Только по побелевшим костяшкам пальцев Люка можно было догадаться, чего ему стоит сохранять самообладание.
— Итак, из-за своей прихоти ты решила поломать мою жизнь? Прекрасная Оливия Франклин не могла смириться с тем, что не каждый мужчина в этой стране готов умереть у ее ног?
— Нет! — выкрикнула Оливия. — Я восхищалась тобой именно потому, что ты не падал к моим ногам.
Это было правдой. Она всегда хотела, чтобы Люк восхищался ею, как и остальные. В то же время ее притягивало именно его нежелание потакать ее капризам. Может быть, еще и поэтому она так отчаянно хотела удержать его? До сегодняшнего вечера она и не подозревала, насколько сильно это желание.
— Я… я и в самом деле сломала тебе жизнь? — спросила она, с ужасом слыша дрожь в своем голосе.
— Прекрати этот театр, — устало сказал Люк. — Нет, не сломала. Теперь, когда я знаю правду, я не позволю тебе это сделать. Ты выдумала несуществующего ребенка, поскольку не нашла другого способа получить то, что хочешь.
Ну да. Так она и сделала. И глядя сейчас на Люка, мужчину, которого она так бессердечно обманула, Оливия впервые в жизни поняла, что месть вовсе не так сладка. Люк действительно страдал. Забавно, она так хотела причинить ему боль, и вот сейчас, когда осуществились самые смелые ее мечты, она все бы отдала, чтобы это изменить. Потому что в противном случае она его потеряет.

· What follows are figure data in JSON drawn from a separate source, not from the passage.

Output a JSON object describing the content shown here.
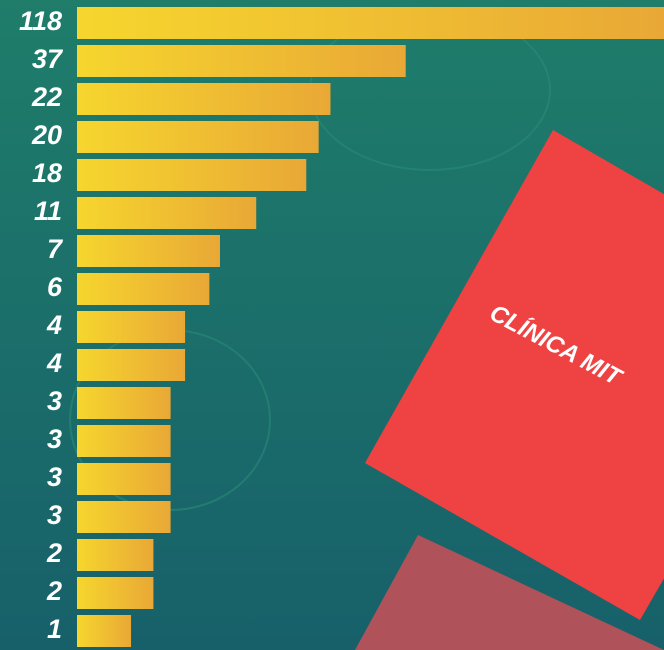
{
  "chart_data": {
    "type": "bar",
    "orientation": "horizontal",
    "values": [
      118,
      37,
      22,
      20,
      18,
      11,
      7,
      6,
      4,
      4,
      3,
      3,
      3,
      3,
      2,
      2,
      1
    ],
    "color": "#f2c02e",
    "xlim": [
      0,
      118
    ],
    "xscale": "sqrt",
    "annotations": [
      "CLÍNICA MIT"
    ]
  }
}
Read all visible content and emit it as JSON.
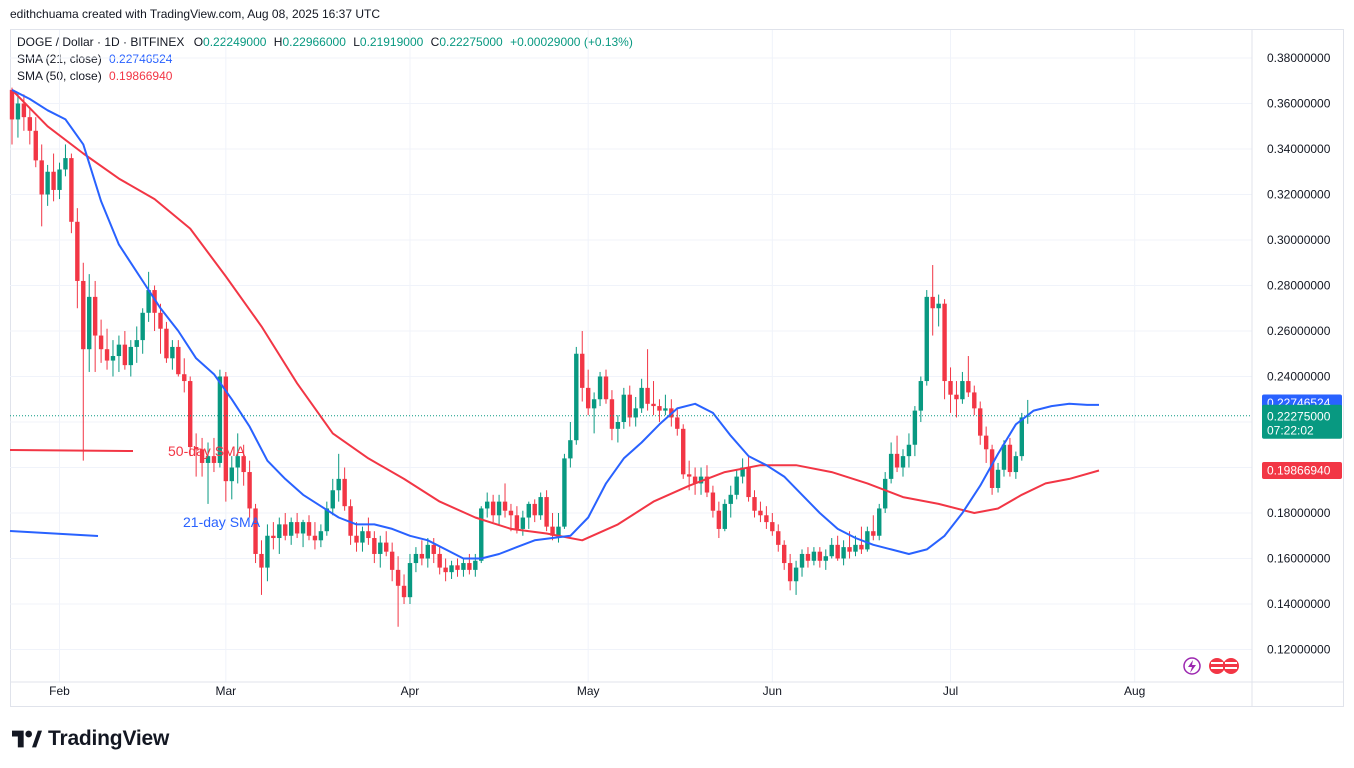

— Не только для того, чтобы получить то, что хочу. Я восхищалась тобой, Люк, даже если и не понимала этого тогда. И я прошу прощения. Правда.
— Прощения? Думаешь, это что-то изменит? Ты хоть понимаешь, что ты сделала? — Он отвернулся, как будто больше не мог смотреть на нее.
Оливия понимала только одно: она должна сказать что-то, чтобы успокоить и утешить его. Он больше не казался рассерженным и грозным. Просто очень печальным.
— Да, — сказала она, — я знаю, что причинила тебе боль. Понимаю, что ты хотел этого ребенка. Но неправда, что я не любила никого, кроме себя. И сейчас я действительно прошу прощения.
— Ты это уже говорила. Не поможет.
Их взгляды встретились.
О Господи! Неужели это из-за нее в его глазах такая пустота?
— Это так много для тебя значило? — спросила она. — Ребенок, я имею в виду?
— Конечно. За каким бы дьяволом я на тебе женился?
Отлично. Итак, короткий период траура по ребенку, которого никогда не было, завершен — и он готов нанести ответный удар. Оливия взяла себя в руки. Что можно сделать, чтобы отразить нападение? Ей больше нечего сказать. Кроме…
— Сейчас я не беременна. Я предохранялась. Но… но я могу.
Наступившую тишину нарушало лишь тиканье старинных часов на камине. Звуки рояля затихли. Люк взял фарфоровую фигурку пастушки с каминной полки и, ни слова не говоря, грохнул ее об пол.
Вечность спустя он произнес:
— Ты думаешь, я поверю, что ты на самом деле хочешь иметь ребенка? Ты, которая лгала мне, следуя своему капризу?
— Это была не единственная причина.
— Хорошо, каприз плюс секс, что по сути одно и то же.
Секс. Оливия ухватилась за это слово, как за спасительную соломинку.